It’s all over the internet – Fall 2012 is the season of oxblood. It’s kind of a moody alternative to burgundy or maroon, deep red with a touch of something else. Or maybe it is a chestnut brown with a touch of red. Either way, it is the color buzzword of the season.
I try not to think too much about high school, but sometimes I come across something that just takes me back to the early 1970s. Oxblood leather, or more precisely, Etienne Aigner handbags, would be one of those things. Sometime in the late 1960s or early 70s Aigner bags overtook John Romain as the must-have accessory at my high school. Logo mania was years in the future, but the little stylized A that marked a handbag as being Aigner was all that was necessary to prove to one’s peers that you were “with it.”
Etienne Aigner began making belts and handbags for the Paris couture after World War II. In 1950 he went to New York, and for a time designed handbags for an American manufacturer. After losing his job he began making belts in his apartment. Because his finances were in such a bad state, he could afford only one color of dye, which he called Antic Red. He was able to get several high-end department stores to carry his finely crafted belts, and soon he was also making handbags in his signature Antic Red. By 1959 he was so successful that he was able to open a showroom in New York City.

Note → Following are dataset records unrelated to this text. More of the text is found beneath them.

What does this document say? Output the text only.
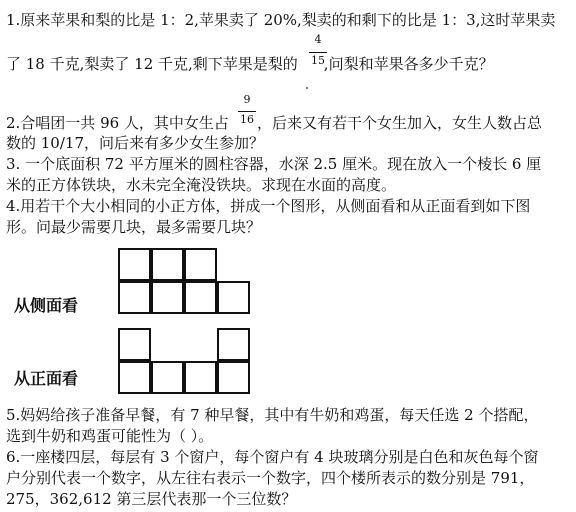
1.原来苹果和梨的比是 1：2,苹果卖了 20%,梨卖的和剩下的比是 1：3,这时苹果卖
了 18 千克,梨卖了 12 千克,剩下苹果是梨的 ,问梨和苹果各多少千克？
4
15
9
16
2.合唱团一共 96 人，其中女生占 ，后来又有若干个女生加入，女生人数占总
数的 10/17，问后来有多少女生参加？
3. 一个底面积 72 平方厘米的圆柱容器，水深 2.5 厘米。现在放入一个棱长 6 厘
米的正方体铁块，水未完全淹没铁块。求现在水面的高度。
4.用若干个大小相同的小正方体，拼成一个图形，从侧面看和从正面看到如下图
形。问最少需要几块，最多需要几块？
从侧面看
从正面看
5.妈妈给孩子准备早餐，有 7 种早餐，其中有牛奶和鸡蛋，每天任选 2 个搭配，
选到牛奶和鸡蛋可能性为（ ）。
6.一座楼四层，每层有 3 个窗户，每个窗户有 4 块玻璃分别是白色和灰色每个窗
户分别代表一个数字，从左往右表示一个数字，四个楼所表示的数分别是 791，
275，362,612 第三层代表那一个三位数？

I didn’t have an Aigner handbag in high school, and I don’t recall wanting one. They were quite expensive – way beyond what I could afford – and by that time I was making my own bags in art class. So when I found this one several weeks ago, it was the style that sold me on the bag, not the name. But I’m really impressed with the quality, so I can say that at least the daddys of those girls who had Aigner handbags were getting their money’s worth.